## 1.3.1 Random Experiments

Before rolling a die you do not know the result. This is an example of a **random experiment**.
In particular, a random experiment is a process by which we observe something uncertain. After
the experiment, the result of the random experiment is known. An **outcome** is a result of a
random experiment. The set of all possible outcomes is called the **sample space**. Thus in
the context of a random experiment, the sample space is our *universal set*. Here are some
examples of random experiments and their sample spaces:

- Random experiment: toss a coin; sample space: $S=\{heads, tails\}$ or as we usually write it, $\{H,T\}$.
- Random experiment: roll a die; sample space: $S=\{1, 2, 3, 4, 5, 6\}$.
- Random experiment: observe the number of iPhones sold by an Apple store in Boston in $2015$; sample space: $S=\{0, 1, 2, 3, \cdots \}$.
- Random experiment: observe the number of goals in a soccer match; sample space: $S=\{0, 1, 2, 3, \cdots \}$.

When we repeat a random experiment several times, we call each one of them a **trial**. Thus, a trial
is a particular performance of a random experiment. In the example of tossing a coin, each trial will
result in either heads or tails. Note that the sample space is defined based on how you define your random
experiment. For example,

Example

We toss a coin three times and observe the sequence of heads/tails.
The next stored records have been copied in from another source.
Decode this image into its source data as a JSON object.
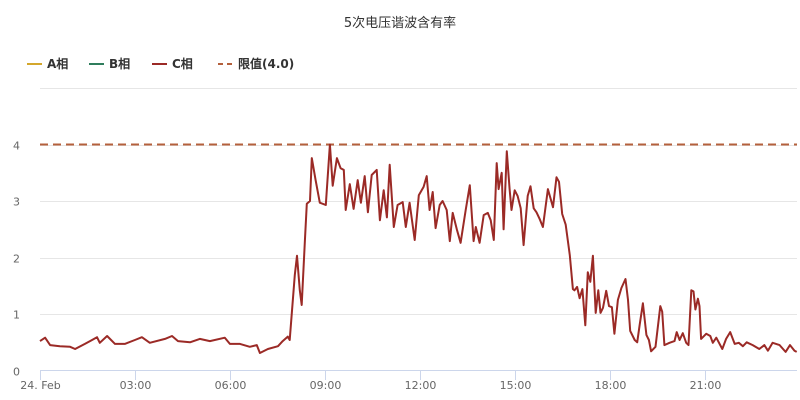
{
  "chart_data": {
    "type": "line",
    "title": "5次电压谐波含有率",
    "xlabel": "",
    "ylabel": "",
    "x_unit": "hours since 24. Feb 00:00",
    "xlim": [
      0,
      23.92
    ],
    "ylim": [
      0,
      5
    ],
    "grid": true,
    "legend_placement": "top-left",
    "x_ticks": [
      {
        "value": 0,
        "label": "24. Feb"
      },
      {
        "value": 3,
        "label": "03:00"
      },
      {
        "value": 6,
        "label": "06:00"
      },
      {
        "value": 9,
        "label": "09:00"
      },
      {
        "value": 12,
        "label": "12:00"
      },
      {
        "value": 15,
        "label": "15:00"
      },
      {
        "value": 18,
        "label": "18:00"
      },
      {
        "value": 21,
        "label": "21:00"
      }
    ],
    "y_ticks": [
      {
        "value": 0,
        "label": "0"
      },
      {
        "value": 1,
        "label": "1"
      },
      {
        "value": 2,
        "label": "2"
      },
      {
        "value": 3,
        "label": "3"
      },
      {
        "value": 4,
        "label": "4"
      },
      {
        "value": 5,
        "label": ""
      }
    ],
    "legend": [
      {
        "name": "A相",
        "color": "#d4a72c",
        "style": "solid"
      },
      {
        "name": "B相",
        "color": "#2f7d5c",
        "style": "solid"
      },
      {
        "name": "C相",
        "color": "#9b2a26",
        "style": "solid"
      },
      {
        "name": "限值(4.0)",
        "color": "#b4603c",
        "style": "dashed"
      }
    ],
    "limit": {
      "name": "限值(4.0)",
      "value": 4.0,
      "color": "#b4603c"
    },
    "series": [
      {
        "name": "A相",
        "color": "#d4a72c",
        "points": []
      },
      {
        "name": "B相",
        "color": "#2f7d5c",
        "points": []
      },
      {
        "name": "C相",
        "color": "#9b2a26",
        "points": [
          [
            0,
            0.52
          ],
          [
            0.16,
            0.58
          ],
          [
            0.32,
            0.45
          ],
          [
            0.63,
            0.43
          ],
          [
            0.95,
            0.42
          ],
          [
            1.11,
            0.38
          ],
          [
            1.42,
            0.47
          ],
          [
            1.58,
            0.52
          ],
          [
            1.8,
            0.59
          ],
          [
            1.89,
            0.49
          ],
          [
            2.12,
            0.61
          ],
          [
            2.37,
            0.47
          ],
          [
            2.68,
            0.47
          ],
          [
            3.0,
            0.54
          ],
          [
            3.22,
            0.59
          ],
          [
            3.47,
            0.49
          ],
          [
            3.95,
            0.56
          ],
          [
            4.17,
            0.61
          ],
          [
            4.36,
            0.52
          ],
          [
            4.74,
            0.5
          ],
          [
            5.05,
            0.56
          ],
          [
            5.37,
            0.52
          ],
          [
            5.84,
            0.58
          ],
          [
            6.0,
            0.47
          ],
          [
            6.32,
            0.47
          ],
          [
            6.63,
            0.42
          ],
          [
            6.85,
            0.45
          ],
          [
            6.95,
            0.31
          ],
          [
            7.2,
            0.38
          ],
          [
            7.52,
            0.43
          ],
          [
            7.67,
            0.52
          ],
          [
            7.83,
            0.6
          ],
          [
            7.89,
            0.54
          ],
          [
            8.05,
            1.69
          ],
          [
            8.12,
            2.03
          ],
          [
            8.21,
            1.42
          ],
          [
            8.27,
            1.16
          ],
          [
            8.37,
            2.3
          ],
          [
            8.43,
            2.95
          ],
          [
            8.53,
            3.0
          ],
          [
            8.59,
            3.76
          ],
          [
            8.71,
            3.37
          ],
          [
            8.84,
            2.97
          ],
          [
            9.03,
            2.93
          ],
          [
            9.16,
            4.0
          ],
          [
            9.25,
            3.27
          ],
          [
            9.38,
            3.76
          ],
          [
            9.5,
            3.58
          ],
          [
            9.6,
            3.55
          ],
          [
            9.66,
            2.84
          ],
          [
            9.79,
            3.3
          ],
          [
            9.91,
            2.86
          ],
          [
            10.04,
            3.37
          ],
          [
            10.14,
            2.97
          ],
          [
            10.26,
            3.44
          ],
          [
            10.36,
            2.8
          ],
          [
            10.48,
            3.46
          ],
          [
            10.64,
            3.55
          ],
          [
            10.74,
            2.66
          ],
          [
            10.86,
            3.19
          ],
          [
            10.96,
            2.71
          ],
          [
            11.05,
            3.64
          ],
          [
            11.18,
            2.54
          ],
          [
            11.3,
            2.93
          ],
          [
            11.46,
            2.98
          ],
          [
            11.56,
            2.54
          ],
          [
            11.68,
            2.97
          ],
          [
            11.84,
            2.31
          ],
          [
            11.97,
            3.1
          ],
          [
            12.12,
            3.25
          ],
          [
            12.22,
            3.44
          ],
          [
            12.31,
            2.84
          ],
          [
            12.41,
            3.16
          ],
          [
            12.5,
            2.52
          ],
          [
            12.63,
            2.93
          ],
          [
            12.72,
            3.0
          ],
          [
            12.85,
            2.84
          ],
          [
            12.95,
            2.29
          ],
          [
            13.04,
            2.79
          ],
          [
            13.17,
            2.5
          ],
          [
            13.29,
            2.26
          ],
          [
            13.45,
            2.84
          ],
          [
            13.58,
            3.28
          ],
          [
            13.7,
            2.29
          ],
          [
            13.77,
            2.54
          ],
          [
            13.89,
            2.26
          ],
          [
            14.02,
            2.75
          ],
          [
            14.15,
            2.79
          ],
          [
            14.24,
            2.66
          ],
          [
            14.34,
            2.31
          ],
          [
            14.43,
            3.67
          ],
          [
            14.49,
            3.21
          ],
          [
            14.59,
            3.5
          ],
          [
            14.65,
            2.5
          ],
          [
            14.75,
            3.88
          ],
          [
            14.84,
            3.21
          ],
          [
            14.9,
            2.84
          ],
          [
            15.0,
            3.19
          ],
          [
            15.09,
            3.09
          ],
          [
            15.19,
            2.87
          ],
          [
            15.28,
            2.22
          ],
          [
            15.41,
            3.09
          ],
          [
            15.5,
            3.26
          ],
          [
            15.6,
            2.87
          ],
          [
            15.69,
            2.8
          ],
          [
            15.79,
            2.68
          ],
          [
            15.89,
            2.54
          ],
          [
            16.05,
            3.21
          ],
          [
            16.21,
            2.89
          ],
          [
            16.32,
            3.42
          ],
          [
            16.4,
            3.34
          ],
          [
            16.5,
            2.77
          ],
          [
            16.61,
            2.58
          ],
          [
            16.74,
            2.04
          ],
          [
            16.84,
            1.44
          ],
          [
            16.89,
            1.42
          ],
          [
            16.97,
            1.48
          ],
          [
            17.05,
            1.28
          ],
          [
            17.14,
            1.44
          ],
          [
            17.23,
            0.8
          ],
          [
            17.31,
            1.74
          ],
          [
            17.39,
            1.57
          ],
          [
            17.47,
            2.03
          ],
          [
            17.56,
            1.02
          ],
          [
            17.64,
            1.42
          ],
          [
            17.71,
            1.02
          ],
          [
            17.79,
            1.11
          ],
          [
            17.89,
            1.41
          ],
          [
            17.98,
            1.14
          ],
          [
            18.07,
            1.12
          ],
          [
            18.15,
            0.65
          ],
          [
            18.26,
            1.25
          ],
          [
            18.37,
            1.46
          ],
          [
            18.5,
            1.62
          ],
          [
            18.58,
            1.25
          ],
          [
            18.65,
            0.7
          ],
          [
            18.79,
            0.54
          ],
          [
            18.87,
            0.5
          ],
          [
            18.95,
            0.81
          ],
          [
            19.05,
            1.19
          ],
          [
            19.16,
            0.63
          ],
          [
            19.24,
            0.54
          ],
          [
            19.31,
            0.34
          ],
          [
            19.45,
            0.42
          ],
          [
            19.6,
            1.14
          ],
          [
            19.66,
            1.04
          ],
          [
            19.73,
            0.45
          ],
          [
            19.89,
            0.49
          ],
          [
            20.05,
            0.52
          ],
          [
            20.12,
            0.68
          ],
          [
            20.21,
            0.54
          ],
          [
            20.31,
            0.66
          ],
          [
            20.42,
            0.49
          ],
          [
            20.49,
            0.45
          ],
          [
            20.58,
            1.42
          ],
          [
            20.65,
            1.4
          ],
          [
            20.71,
            1.08
          ],
          [
            20.79,
            1.27
          ],
          [
            20.84,
            1.14
          ],
          [
            20.89,
            0.56
          ],
          [
            21.05,
            0.65
          ],
          [
            21.18,
            0.61
          ],
          [
            21.26,
            0.49
          ],
          [
            21.37,
            0.58
          ],
          [
            21.56,
            0.38
          ],
          [
            21.68,
            0.56
          ],
          [
            21.81,
            0.68
          ],
          [
            21.95,
            0.47
          ],
          [
            22.08,
            0.49
          ],
          [
            22.21,
            0.43
          ],
          [
            22.33,
            0.5
          ],
          [
            22.52,
            0.45
          ],
          [
            22.73,
            0.38
          ],
          [
            22.89,
            0.45
          ],
          [
            23.0,
            0.35
          ],
          [
            23.15,
            0.49
          ],
          [
            23.37,
            0.45
          ],
          [
            23.56,
            0.33
          ],
          [
            23.7,
            0.45
          ],
          [
            23.84,
            0.35
          ],
          [
            23.91,
            0.33
          ]
        ]
      }
    ]
  }
}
The sample space here may be defined as
$$S = \{(H,H,H), (H,H,T), (H,T,H), (T,H,H), (H,T,T),(T,H,T),(T,T,H),(T,T,T)\}.$$

Our goal is to assign probability to certain **events**. For example, suppose that we would like
to know the probability that the outcome of rolling a fair die is an even number. In this case, our event
is the set $E=\{2, 4, 6\}$. If the result of our random experiment belongs to the set $E$, we say that
the event $E$ has occurred. Thus an event is a collection of possible outcomes. In other words, an event
is a subset of the sample space to which we assign a probability. Although we have not yet discussed how
to find the probability of an event, you might be able to guess that the probability of $\{2, 4, 6 \}$ is
$50$ percent which is the same as $\frac{1}{2}$ in the probability theory convention.

Outcome: A result of a random experiment.

Sample Space: The set of all possible outcomes.

Event: A subset of the sample space.

*Union and Intersection:* If $A$ and $B$ are events, then $A \cup B$ and $A \cap B$ are also events.
By remembering the definition of union and intersection, we observe that $A \cup B$ occurs if $A$ __or__ $B$
occur. Similarly, $A \cap B$ occurs if both $A$ __and__ $B$ occur. Similarly, if $A_1, A_2,\cdots, A_n$ are
events, then the event $A_1 \cup A_2 \cup A_3 \cdots \cup A_n$ occurs if __at least__ one of
$A_1, A_2,\cdots, A_n$ occurs. The event $A_1 \cap A_2 \cap A_3 \cdots \cap A_n$ occurs if
__all of__ $A_1, A_2,\cdots, A_n$ occur. It can be helpful to remember that the key words "or" and "at least"
correspond to unions and the key words "and" and "all of" correspond to intersections.